NOTE: As of this writing, on linux systems there is an
[issue](https://github.com/IBM/data-prep-kit/issues/873)
installing `fasttext` for the `lang_id` transform.
A workaround is to
[install using conda](quick-start.md#conda).
Alternatively, you may choose to install only the transform(s) of interest (see below).

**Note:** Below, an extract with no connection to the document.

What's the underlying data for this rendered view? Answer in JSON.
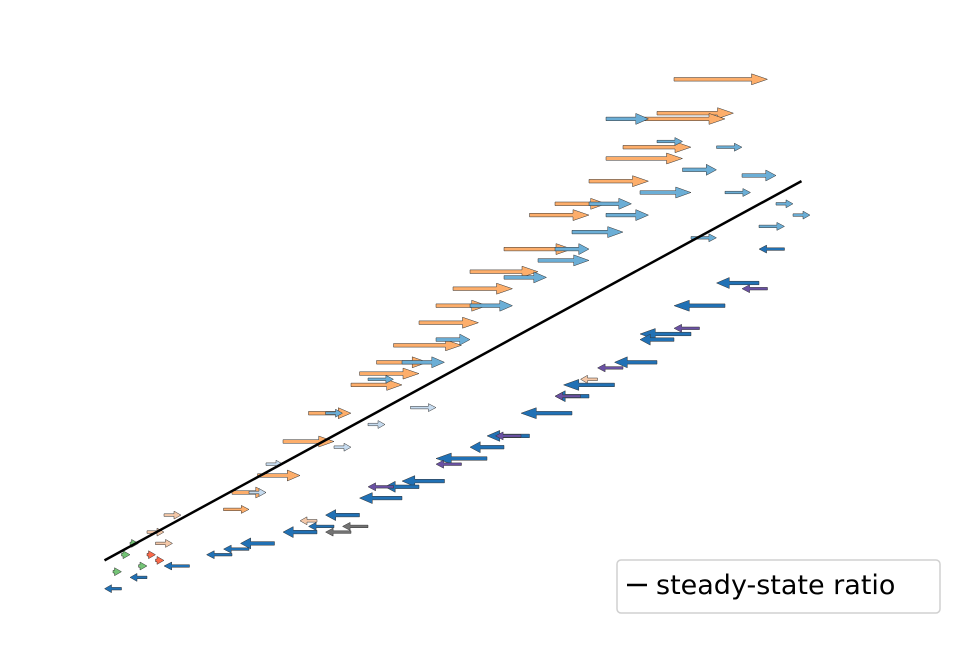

When installing select transforms, users can specify the name of the transform in the pip command, rather than [all]. For example, use the following command to install only the pdf2parquet transform:
```bash
pip install 'data-prep-toolkit-transforms[pdf2parquet]'
```
As an alternative, installing in a conda environment
can be found
[here](quick-start.md#conda).

### Run a transform at the command line
Here we run the `pdf2parquet` transform on its input data to
import pdf content into rows of a parquet file.
First, we load some data for the transform to run on using the following python code:
```python
import urllib.request
import shutil
shutil.os.makedirs("input", exist_ok=True)
urllib.request.urlretrieve("https://raw.githubusercontent.com/IBM/data-prep-kit/dev/transforms/language/pdf2parquet/test-data/input/archive1.zip", "input/archive1.zip")
urllib.request.urlretrieve("https://raw.githubusercontent.com/IBM/data-prep-kit/dev/transforms/language/pdf2parquet/test-data/input/redp5110-ch1.pdf", "input/redp5110-ch1.pdf")
```
```shell
% ls input
archive1.zip redp5110-ch1.pdf
```

Next we run `pdf2parquet` on the data in the `input` folder.
```shell
python -m dpk_pdf2parquet.transform_python \
--data_local_config "{ 'input_folder': 'input', 'output_folder': 'output'}" \
--data_files_to_use "['.pdf', '.zip']"
```
Parquet files are generated in the designated `output` folder:
```shell
% ls output
archive1.parquet metadata.json redp5110-ch1.parquet
```
All transforms are runnable from the command line in the manner above.